Cornell Law Professor Named General Counsel of World Jewish Congress
Menachem Rosensaft, an Adjunct Professor of Law who teaches a course in World War II war crimes trials, was born in the Displaced Persons camp of Bergen-Belsen, the son of two survivors of Nazi concentration camps Auschwitz and Bergen-Belsen. His grandparents and his five-and-a-half year old brother were murdered in a gas chamber at Auschwitz. These facts, he says, "are the core of my being," and they have given shape to his career as a lawyer and activist. He's just been named General Counsel of the World Jewish Congress, an international organization representing Jewish communities in ninety-two countries. It's a position which combines his personal commitment with his legal skills.
Rosensaft's work, he feels, is inextricably linked to his identity. "The protection of the Jewish people, the prevention of any recurrence of genocide, the remembrance of the Holocaust, and the furthering of justice for all people, Jews and non-Jews alike, who are subjected to bigotry and persecution have formed my identity as an American, as a Jew, and as a lawyer," he says. "I am deeply grateful for this unique opportunity to merge my personal and professional priorities and to contribute meaningfully as the WJC's General Counsel."

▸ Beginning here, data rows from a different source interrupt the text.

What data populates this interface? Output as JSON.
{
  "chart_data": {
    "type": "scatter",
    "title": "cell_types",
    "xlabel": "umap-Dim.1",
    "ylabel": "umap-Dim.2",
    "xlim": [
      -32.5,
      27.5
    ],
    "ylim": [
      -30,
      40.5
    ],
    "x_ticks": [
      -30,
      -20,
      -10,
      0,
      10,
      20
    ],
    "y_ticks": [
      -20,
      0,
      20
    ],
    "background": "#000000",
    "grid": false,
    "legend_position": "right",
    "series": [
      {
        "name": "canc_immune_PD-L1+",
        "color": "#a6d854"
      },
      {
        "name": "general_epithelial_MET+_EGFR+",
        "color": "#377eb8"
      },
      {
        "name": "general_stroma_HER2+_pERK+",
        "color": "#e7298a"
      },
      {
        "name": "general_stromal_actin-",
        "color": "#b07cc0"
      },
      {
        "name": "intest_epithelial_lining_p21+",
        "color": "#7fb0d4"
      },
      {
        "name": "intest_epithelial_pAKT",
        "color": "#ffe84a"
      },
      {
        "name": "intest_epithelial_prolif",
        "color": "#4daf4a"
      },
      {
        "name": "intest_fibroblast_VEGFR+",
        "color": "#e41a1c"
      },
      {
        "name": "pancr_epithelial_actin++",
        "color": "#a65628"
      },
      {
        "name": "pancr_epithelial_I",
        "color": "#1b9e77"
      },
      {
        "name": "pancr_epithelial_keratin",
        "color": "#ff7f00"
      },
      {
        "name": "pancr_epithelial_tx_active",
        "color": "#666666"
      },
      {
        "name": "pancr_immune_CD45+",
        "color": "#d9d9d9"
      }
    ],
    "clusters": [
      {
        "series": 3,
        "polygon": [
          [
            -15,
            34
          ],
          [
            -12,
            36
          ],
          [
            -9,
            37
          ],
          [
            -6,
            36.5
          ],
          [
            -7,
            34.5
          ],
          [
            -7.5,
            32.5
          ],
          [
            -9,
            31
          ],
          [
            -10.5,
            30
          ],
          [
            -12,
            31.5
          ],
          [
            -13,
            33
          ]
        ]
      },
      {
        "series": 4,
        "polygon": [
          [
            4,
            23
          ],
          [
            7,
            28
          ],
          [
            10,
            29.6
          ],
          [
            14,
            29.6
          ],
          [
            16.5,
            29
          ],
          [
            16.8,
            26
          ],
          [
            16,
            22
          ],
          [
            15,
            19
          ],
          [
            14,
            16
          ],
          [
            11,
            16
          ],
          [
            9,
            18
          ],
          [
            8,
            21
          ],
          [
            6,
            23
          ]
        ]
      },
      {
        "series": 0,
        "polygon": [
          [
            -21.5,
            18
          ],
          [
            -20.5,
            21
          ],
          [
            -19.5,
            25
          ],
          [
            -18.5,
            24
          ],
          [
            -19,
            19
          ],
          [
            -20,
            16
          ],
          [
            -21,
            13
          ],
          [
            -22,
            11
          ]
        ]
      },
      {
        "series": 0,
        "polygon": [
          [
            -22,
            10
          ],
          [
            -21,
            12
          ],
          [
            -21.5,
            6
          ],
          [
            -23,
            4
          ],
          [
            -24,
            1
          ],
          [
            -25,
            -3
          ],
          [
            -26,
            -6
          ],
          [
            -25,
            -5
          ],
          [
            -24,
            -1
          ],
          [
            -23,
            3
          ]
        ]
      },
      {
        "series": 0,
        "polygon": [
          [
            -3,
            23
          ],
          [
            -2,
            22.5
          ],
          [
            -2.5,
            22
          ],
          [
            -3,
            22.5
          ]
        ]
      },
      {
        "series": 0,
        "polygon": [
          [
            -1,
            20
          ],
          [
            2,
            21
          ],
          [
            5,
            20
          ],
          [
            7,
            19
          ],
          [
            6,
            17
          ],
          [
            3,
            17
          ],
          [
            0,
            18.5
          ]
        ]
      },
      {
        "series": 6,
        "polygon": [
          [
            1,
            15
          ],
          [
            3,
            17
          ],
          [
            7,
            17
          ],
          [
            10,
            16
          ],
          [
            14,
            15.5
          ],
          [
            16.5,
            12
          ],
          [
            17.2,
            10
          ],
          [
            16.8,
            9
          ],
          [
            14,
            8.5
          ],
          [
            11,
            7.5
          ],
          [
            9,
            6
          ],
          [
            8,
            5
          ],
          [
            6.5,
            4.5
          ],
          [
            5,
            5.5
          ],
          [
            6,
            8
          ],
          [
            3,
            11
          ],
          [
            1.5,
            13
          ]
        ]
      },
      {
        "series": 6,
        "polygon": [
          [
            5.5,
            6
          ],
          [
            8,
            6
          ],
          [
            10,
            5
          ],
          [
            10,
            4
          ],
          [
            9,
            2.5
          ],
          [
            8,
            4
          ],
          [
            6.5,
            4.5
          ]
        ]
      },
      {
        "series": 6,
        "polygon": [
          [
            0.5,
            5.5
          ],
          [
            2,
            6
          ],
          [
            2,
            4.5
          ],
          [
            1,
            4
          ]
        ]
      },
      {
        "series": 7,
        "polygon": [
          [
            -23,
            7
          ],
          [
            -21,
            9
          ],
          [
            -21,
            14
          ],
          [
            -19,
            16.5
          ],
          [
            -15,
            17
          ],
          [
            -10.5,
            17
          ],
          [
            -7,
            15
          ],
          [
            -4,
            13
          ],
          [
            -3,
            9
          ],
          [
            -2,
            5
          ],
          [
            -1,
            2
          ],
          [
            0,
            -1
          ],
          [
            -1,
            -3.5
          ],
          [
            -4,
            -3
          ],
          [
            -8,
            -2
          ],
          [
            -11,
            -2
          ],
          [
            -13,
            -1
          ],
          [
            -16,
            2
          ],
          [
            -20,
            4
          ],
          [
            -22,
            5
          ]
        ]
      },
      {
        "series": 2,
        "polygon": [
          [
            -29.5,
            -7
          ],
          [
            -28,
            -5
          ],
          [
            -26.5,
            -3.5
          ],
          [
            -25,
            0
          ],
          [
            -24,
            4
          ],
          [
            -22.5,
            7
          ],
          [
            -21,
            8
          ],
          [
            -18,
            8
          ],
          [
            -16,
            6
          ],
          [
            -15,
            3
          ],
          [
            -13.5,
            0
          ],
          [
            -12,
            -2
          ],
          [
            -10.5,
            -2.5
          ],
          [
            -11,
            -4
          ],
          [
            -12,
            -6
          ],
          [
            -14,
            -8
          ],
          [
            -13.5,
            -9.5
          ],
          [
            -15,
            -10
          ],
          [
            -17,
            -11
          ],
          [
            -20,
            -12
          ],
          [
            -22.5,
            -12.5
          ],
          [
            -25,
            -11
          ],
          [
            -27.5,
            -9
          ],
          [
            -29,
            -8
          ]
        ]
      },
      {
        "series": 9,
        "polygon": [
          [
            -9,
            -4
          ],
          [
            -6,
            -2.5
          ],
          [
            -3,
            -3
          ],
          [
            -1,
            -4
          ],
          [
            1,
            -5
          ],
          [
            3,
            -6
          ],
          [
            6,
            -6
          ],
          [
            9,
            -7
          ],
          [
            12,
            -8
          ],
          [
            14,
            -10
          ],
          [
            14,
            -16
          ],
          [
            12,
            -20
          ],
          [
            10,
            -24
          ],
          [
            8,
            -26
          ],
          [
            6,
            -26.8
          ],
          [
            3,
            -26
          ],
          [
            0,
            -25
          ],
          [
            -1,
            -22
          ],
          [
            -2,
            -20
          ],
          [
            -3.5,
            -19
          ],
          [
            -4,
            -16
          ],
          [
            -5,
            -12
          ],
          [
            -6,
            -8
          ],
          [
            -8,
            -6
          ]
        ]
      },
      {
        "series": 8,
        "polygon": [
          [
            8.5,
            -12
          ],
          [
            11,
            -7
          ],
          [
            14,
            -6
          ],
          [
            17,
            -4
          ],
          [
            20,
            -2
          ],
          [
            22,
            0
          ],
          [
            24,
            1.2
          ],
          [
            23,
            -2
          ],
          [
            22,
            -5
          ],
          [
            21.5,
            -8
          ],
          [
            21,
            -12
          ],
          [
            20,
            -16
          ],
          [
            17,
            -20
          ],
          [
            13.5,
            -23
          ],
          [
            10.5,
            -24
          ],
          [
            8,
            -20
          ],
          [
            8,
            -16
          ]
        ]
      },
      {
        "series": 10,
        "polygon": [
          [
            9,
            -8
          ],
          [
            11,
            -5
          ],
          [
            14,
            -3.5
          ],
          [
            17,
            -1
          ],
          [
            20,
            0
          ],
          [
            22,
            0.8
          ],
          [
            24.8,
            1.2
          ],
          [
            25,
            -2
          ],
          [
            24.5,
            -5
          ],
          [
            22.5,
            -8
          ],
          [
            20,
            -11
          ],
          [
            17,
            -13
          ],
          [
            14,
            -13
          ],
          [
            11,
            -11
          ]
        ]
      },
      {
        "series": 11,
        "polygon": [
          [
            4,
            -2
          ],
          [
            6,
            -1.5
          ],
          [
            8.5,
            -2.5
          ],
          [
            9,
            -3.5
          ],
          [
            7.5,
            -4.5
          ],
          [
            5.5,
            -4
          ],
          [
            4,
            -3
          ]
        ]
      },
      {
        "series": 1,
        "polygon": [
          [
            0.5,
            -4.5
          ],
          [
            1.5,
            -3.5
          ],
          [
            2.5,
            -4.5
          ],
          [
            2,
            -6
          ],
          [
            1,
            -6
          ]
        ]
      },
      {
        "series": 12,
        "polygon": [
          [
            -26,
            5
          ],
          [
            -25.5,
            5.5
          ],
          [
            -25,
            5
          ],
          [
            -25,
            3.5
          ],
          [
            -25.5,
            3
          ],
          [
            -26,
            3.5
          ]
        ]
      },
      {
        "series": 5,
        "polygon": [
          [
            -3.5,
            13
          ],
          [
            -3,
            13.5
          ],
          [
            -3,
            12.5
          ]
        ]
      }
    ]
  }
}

Rosensaft, a former litigation partner at a national law firm, has held a wide range of professional and volunteer positions, including serving as general counsel of a major New York Stock Exchange financial services firm, founding the International Network of Children of Jewish Holocaust Survivors, holding office as National President of the Labor Zionist Alliance, and serving as President of the Park Avenue Synagogue in Manhattan. He has published widely in legal and popular publications.